文庫本における解説の有無について。

ヌーヴェル・ヴァーグといえば、最近、“ジャン・リユック・ゴダール”の名前が結構重要な要素として出てくる小説を立て続けに読みました。一冊は伊坂幸太郎の「重力ピエロ」で、“「俺はゴダールが好きだよ」春は甘い果実を齧ったように、顔をほころばせた。そして、「右側に気をつけろ!」と大声を出した”なんていうセンテンスが出てきます。で、もう一冊は村上春樹の「アフターダーク」で、「アルファヴィル」という名前のラブホテルが登場してきます。
伊坂幸太郎は読むのは初めてだったのですが(「アヒルと鴨のコインロッカー」は家にあるんですが…)、これはかなり面白かったです。

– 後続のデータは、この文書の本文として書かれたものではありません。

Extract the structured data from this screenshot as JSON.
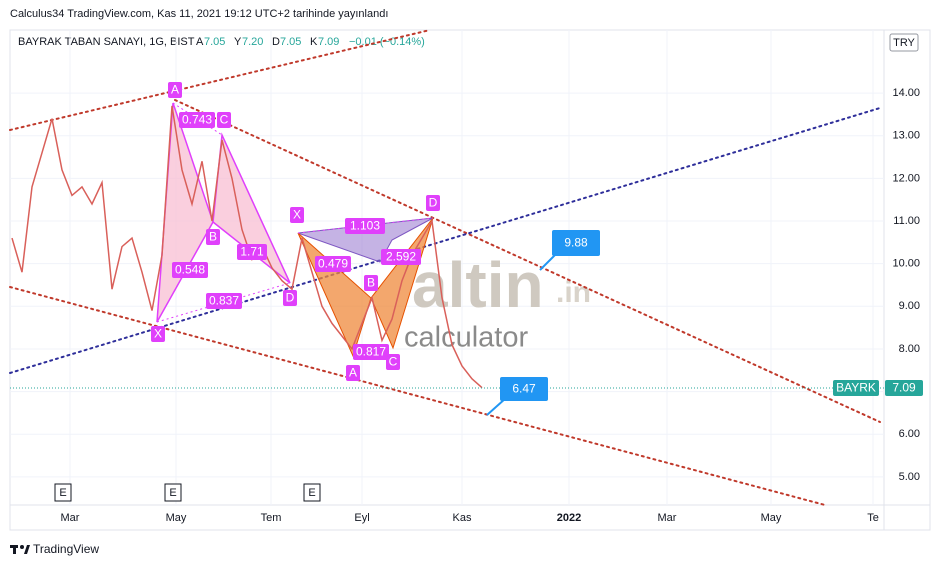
{
  "header": {
    "publisher": "Calculus34 TradingView.com, Kas 11, 2021 19:12 UTC+2 tarihinde yayınlandı"
  },
  "legend": {
    "symbol": "BAYRAK TABAN SANAYI, 1G, BIST",
    "open_label": "A",
    "open": "7.05",
    "high_label": "Y",
    "high": "7.20",
    "low_label": "D",
    "low": "7.05",
    "close_label": "K",
    "close": "7.09",
    "change": "−0.01 (−0.14%)"
  },
  "currency": "TRY",
  "price_axis": {
    "ylim": [
      4.34,
      15.48
    ],
    "ticks": [
      {
        "value": 14,
        "label": "14.00"
      },
      {
        "value": 13,
        "label": "13.00"
      },
      {
        "value": 12,
        "label": "12.00"
      },
      {
        "value": 11,
        "label": "11.00"
      },
      {
        "value": 10,
        "label": "10.00"
      },
      {
        "value": 9,
        "label": "9.00"
      },
      {
        "value": 8,
        "label": "8.00"
      },
      {
        "value": 7,
        "label": "7.00"
      },
      {
        "value": 6,
        "label": "6.00"
      },
      {
        "value": 5,
        "label": "5.00"
      }
    ]
  },
  "time_axis": {
    "labels": [
      "Mar",
      "May",
      "Tem",
      "Eyl",
      "Kas",
      "2022",
      "Mar",
      "May",
      "Te"
    ]
  },
  "price_series": {
    "color": "#d9605a",
    "values": [
      10.6,
      9.8,
      11.8,
      12.6,
      13.4,
      12.2,
      11.6,
      11.8,
      11.4,
      11.9,
      9.4,
      10.4,
      10.6,
      9.8,
      8.9,
      10.2,
      13.7,
      12.2,
      11.4,
      12.4,
      11.0,
      12.9,
      12.0,
      10.8,
      10.1,
      10.4,
      9.9,
      9.6,
      9.4,
      10.6,
      9.8,
      9.0,
      8.6,
      8.3,
      8.0,
      8.6,
      9.2,
      8.2,
      8.7,
      9.6,
      10.2,
      10.6,
      11.0,
      9.2,
      8.1,
      7.6,
      7.3,
      7.09
    ]
  },
  "last_price": {
    "symbol": "BAYRK",
    "value": "7.09"
  },
  "pattern_1": {
    "points": [
      "X",
      "A",
      "B",
      "C",
      "D"
    ],
    "ratios": [
      "0.743",
      "0.548",
      "1.71",
      "0.837"
    ]
  },
  "pattern_2": {
    "points": [
      "X",
      "A",
      "B",
      "C",
      "D"
    ],
    "ratios": [
      "1.103",
      "0.479",
      "2.592",
      "0.817"
    ]
  },
  "callouts": [
    "9.88",
    "6.47"
  ],
  "events": [
    "E",
    "E",
    "E"
  ],
  "watermark": {
    "brand": "altin",
    "tld": ".in",
    "product": "calculator"
  },
  "footer": {
    "logo": "TradingView"
  }
}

前半の不穏な雰囲気。何が起こるかわからない展開、中盤になって、ある程度展開が読めてきても、様々な引用や小さな謎が次から次へと提示されてぐいぐいひっぱられます。そして全般に渡って様々なエピソードを重ねて親子の絆を描き出し、ラストに誰にもノーと言わさないとでもいうような力強さでおしきってくる様は圧巻の一言でした。
一方、村上春樹の方は、今回、村上作品で初めて面白いと感じることが出来ました。もう長い間村上作品は読まなくなっていたので、この表現は正しいと言えるものではないかもしれませんが。
この2冊とも、ここ数ヶ月の間に文庫化されたものです。村上作品は、文庫化されても解説はついてないと聞いています(確認したわけではありませんので、思い違いの可能性もありますが)。「アフターダーク」には解説がありません。一方、「重力ピエロ」の方には北上次郎氏が解説を書いています。
文庫本のお得感というのは、(1)値段が安い (2) 場所をとらない (3)解説がついている というものであるとずっと思ってきました。でも、最近、この(3)に関しては必要だろうか??と思い始めているのです。

この2冊を読む前に、山本ナオコーラの「人のセックスを笑うな」という文藝賞受賞作品が文庫化されたので、読んでみたのですが、作品自体はそれなりにセンスの感じられるよい作品だったのですが、高橋源一郎の解説が鮮やかすぎて、小説よりもこっちの方が面白く感じられたりしたのですね。
同じように「重力ピエロ」の北上次郎の解説も見事な書評となっていて、全ていいつくされてしまって、こっちは出る幕がないような、読み終わってあれこれ考える必要もないようなそんな気分になってしまったのでした。
つまりあまりにもレベルの高い書評が載っていると、余韻にひたれない。かといって、何言っとるんじゃ、こりゃ、みたいな的外れな解説も困る、となると村上春樹舞城王太郎のように解説なし、という方が本当はよいのではないか、と思い始めているというわけなのです。